# Chisel mortising with a press?



## clarionflyer (Apr 27, 2008)

I just read somewhere (not sure where?) about knocking the handle off of a chisel and mounting it in your drill press (obviously stopped), to make mortises from drilled holes. 
My mortises tend to go pretty good by hand. And since I don't do them *too* often, I don't bother with a mortiser (space). 
I was just curious if this worked?


----------



## TomC (Oct 27, 2008)

I would think that even with the drill press off the shaft may turn as you plunge the chisel into the wood. I may be wrong and it may be worth a try on some scrap wood. Let me know if it you try and it works or doesn't.
Tom


----------



## Julian the woodnut (Nov 5, 2008)

For mortising small hoes for square plugs in mission furniture I usually drill the hole then take the square mortising chisel from my hollow chisel mortiser and lightly tap it to start a square hole, then follow up with a regular chisel. I don't see the need to mess with the drill press.


----------



## ClarkMcGill (Aug 20, 2009)

i dont think that I would try it. It seems to me that the drill press will move too much and you are going to cause more headaches than you hope to avoid. 

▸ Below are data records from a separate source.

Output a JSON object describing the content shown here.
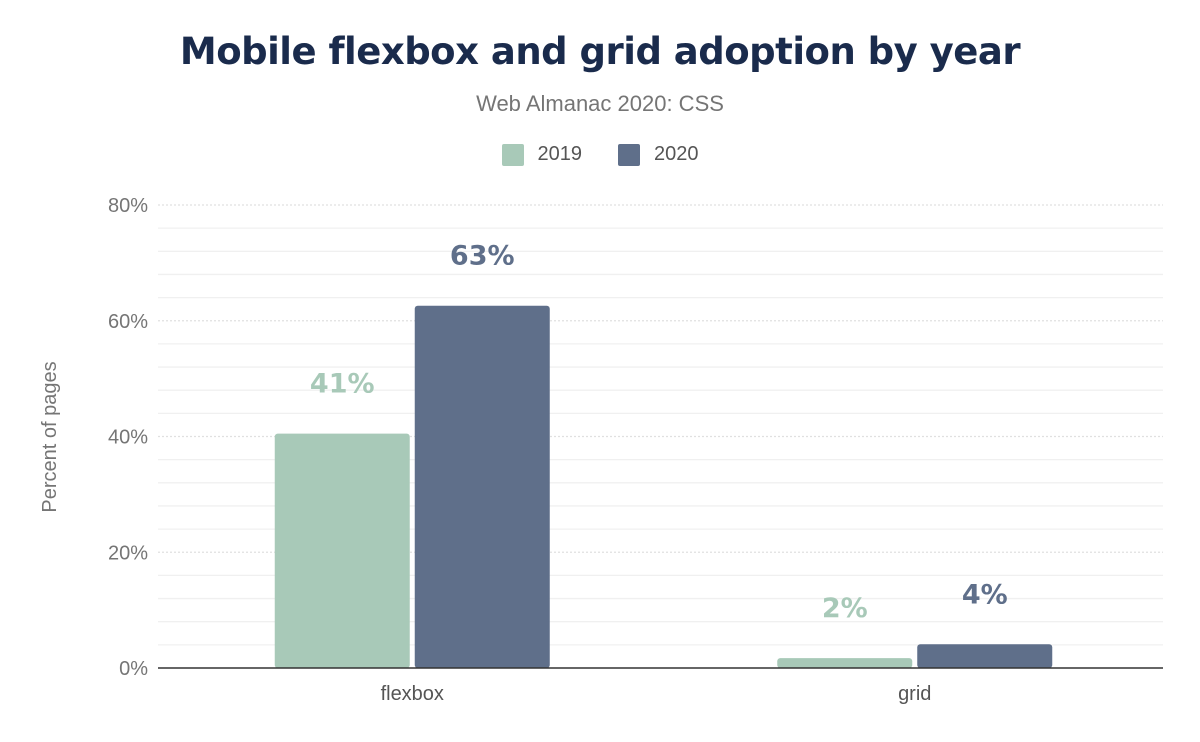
{
  "chart_data": {
    "type": "bar",
    "title": "Mobile flexbox and grid adoption by year",
    "subtitle": "Web Almanac 2020: CSS",
    "categories": [
      "flexbox",
      "grid"
    ],
    "series": [
      {
        "name": "2019",
        "color": "#a8c9b8",
        "values": [
          40.5,
          1.7
        ],
        "labels": [
          "41%",
          "2%"
        ]
      },
      {
        "name": "2020",
        "color": "#5f6f8a",
        "values": [
          62.6,
          4.1
        ],
        "labels": [
          "63%",
          "4%"
        ]
      }
    ],
    "ylabel": "Percent of pages",
    "xlabel": "",
    "ylim": [
      0,
      80
    ],
    "yticks": [
      0,
      20,
      40,
      60,
      80
    ],
    "ytick_labels": [
      "0%",
      "20%",
      "40%",
      "60%",
      "80%"
    ],
    "grid": true,
    "legend": "top"
  }
}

I personally have a mortiser and it was a great purchase. I use it all the time. If you do not want to go that route and you are not interested in chiseling them by hand, I like the above suggestion of using the square mortising chisel and tapping it in with a hammer. That seems to be the best suggestion in my opinion.


----------



## bali_carpenter (Nov 21, 2009)

cemcgill said:


> i dont think that I would try it. It seems to me that the drill press will move too much and you are going to cause more headaches than you hope to avoid.
> 
> I personally have a mortiser and it was a great purchase. I use it all the time. If you do not want to go that route and you are not interested in chiseling them by hand, I like the above suggestion of using the square mortising chisel and tapping it in with a hammer. That seems to be the best suggestion in my opinion.


i m agree with u man...i think this is best sugges


----------



## georgewoodie (Oct 20, 2009)

clarionflyer:

I have used a chisel on drilled mortise. Using 1/4 inch shoulder measure as an example. Lay a 1/4 inch piece of plywood down in front of the mortise and rest the flat of your standard chisel on the plywood. Then cut your waste out.

I am making a coffee table and did this for the legs. Now I am making a jig so I can use my router to cut the mortise. That way, my inner cheek walls will be flat and straight. For the tenon, I have a jig that I use on my table saw so I get a good flat and measured tenon to fit. I have the router and bit so that is my choice rather than using a regular or motrise chisel with a less than desire fit or a mortise machine for which I have no room and prefer to spend my money elsewhere.

Woodie


----------